4-7 juil. 2016 Mons (Belgique)
Sujets, territoires, précarités. Quand le recherche biographique interroge l'émancipation individuelle.
Letitia Trifanescu  1, *@  
1 : Université Paris-Est Créteil Val-de-Marne - Paris 12  (UPEC UP12)  -  Site web
Université Paris-Est Créteil Val-de-Marne (UPEC)
61 avenue du Général de Gaulle - 94010 Créteil cedex -  France
* : Auteur correspondant

Au cœur du champ d'étude du paradigme biographique en éducation, se situe l'exploration des modalités selon lesquelles les individus deviennent des individus (Delory-Momberger, 2004) dans les espaces contemporains. Dans son questionnement sur cette construction, sur le devenir en tant que sujet dans la diversité des espaces sociaux, la recherche biographique aborde l'expérience en tant que tenant de dynamiques de formation de soi. En ce sens, les individus se forment et se transforment dans des logiques identitaires de devenir soi, en reconfigurant de manière herméneutique leur vécu. 

Nous proposons de questionner ce lien identitaire à l'expérience à travers le rapport aux contextes, aux territoires, aux espaces. Si l'individu se construit par des processus d'identification et de différenciation avec les autres (Camillieri & al., 2007), faisons l'hypothèse que ces processus concernent aussi les espaces de vie, les sociétés, les cultures. La biographisation de l'expérience - cette “herméneutique en acte” (Delory-Momberger, 2009) qui sous-tend des logiques de construction et de formation de soi - suppose une reconfiguration du vécu dans sa globalité. Les événements et interactions marquantes sont dès lors accordés à la dimension présente et recontextualisées, afin de leur trouver un sens actualisé, auquel l'on puisse s'identifier dans l'ici-et-maintenant. Les espaces sociaux et culturels, sont intégrés à cette dynamique et, dans certains cas, agir sur ces contextes de vie correspond à agir sur soi. Il s'agit d'une relation identitaire avec les territoires qui ont vu naitre des individus, qui ont constitué leur premier repère dans la formation de soi. Ces réflexions sont étayées empiriquement par une recherche qualitative sur les parcours migratoires féminins à caractère précaire. Les récits biographiques de migration, de demandeuses d'asile et femmes “sans papiers”, révèlent ce rapport aux territoires qui est de nature culturelle et identitaire. L'acte migratoire - d'autant plus dans la précarité multiforme associée au statut irrégulier - coïncide pour elles avec une forme d'agir émancipatoire.

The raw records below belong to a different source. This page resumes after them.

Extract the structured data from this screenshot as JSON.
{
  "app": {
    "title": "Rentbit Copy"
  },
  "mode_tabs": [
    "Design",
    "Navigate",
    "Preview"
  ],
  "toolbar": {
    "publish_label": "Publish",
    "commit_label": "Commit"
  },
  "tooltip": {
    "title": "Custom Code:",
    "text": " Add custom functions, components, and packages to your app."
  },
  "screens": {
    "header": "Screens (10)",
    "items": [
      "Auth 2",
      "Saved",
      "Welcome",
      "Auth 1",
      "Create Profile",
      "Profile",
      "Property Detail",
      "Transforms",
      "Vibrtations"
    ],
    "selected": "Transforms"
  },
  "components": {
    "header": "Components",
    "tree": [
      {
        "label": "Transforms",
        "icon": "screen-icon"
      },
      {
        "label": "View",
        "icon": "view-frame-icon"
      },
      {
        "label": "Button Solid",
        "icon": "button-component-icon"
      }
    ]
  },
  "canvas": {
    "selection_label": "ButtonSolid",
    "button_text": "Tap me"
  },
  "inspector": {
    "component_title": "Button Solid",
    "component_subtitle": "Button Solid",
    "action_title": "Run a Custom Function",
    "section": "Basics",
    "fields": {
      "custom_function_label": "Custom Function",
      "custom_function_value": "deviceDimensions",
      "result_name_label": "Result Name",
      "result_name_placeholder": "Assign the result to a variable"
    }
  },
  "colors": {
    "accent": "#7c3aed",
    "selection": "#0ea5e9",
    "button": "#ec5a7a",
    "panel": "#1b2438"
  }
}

Changer à tout prix de pays signifie changer de contexte de vie, de culture et traditions dominantes, pour trouver un espace qui soit le sien. Le travail de biographisation mis en exergue lors de la mise en récit traduit une quête de sens liée à cette quête territoriale. Chercher un territoire où être soi nécessite dans ce cas de rompre avec d'autres espaces, marqués par d'autres formes de précarité et d'inégalité sociale. Cela émerge dès lors pour le chercheur qui - avec le regard théorique et méthodologique de la recherche biographique - s'intéresse aux modalités de construction de soi est que cela peut impliquer des logiques d'émancipation. La non obéissance (Rancière, 1987), la non identification avec des espaces et leur normes apparaissent comme les principaux instigateurs d'un agir qui rend sujet de son existence. 

 

Références bibliographiques :

Camillieri, C. (ss. dir.) (2007) Stratégies identitaires. Paris : PUF.

Delory-Momberger C. (2004), « Biographie, socialisation, formation. Comment les individus deviennent des individus ». L'Orientation scolaire et professionnelle, n° 4 (Travail biographique, construction de soi et formation), coord. Ch. Delory-Momberger, CNAM/INETOP, décembre 2004, 551-570.

Delory-Momberger C. (2009) La condition biographique. Essais et récits de soi dans la modernité avancée. Paris : Téraèdre.

Rancière, J. (1987) Le maitre ignorant. Cinq leçons sur l'émancipation intellectuelle. Paris: 10/18.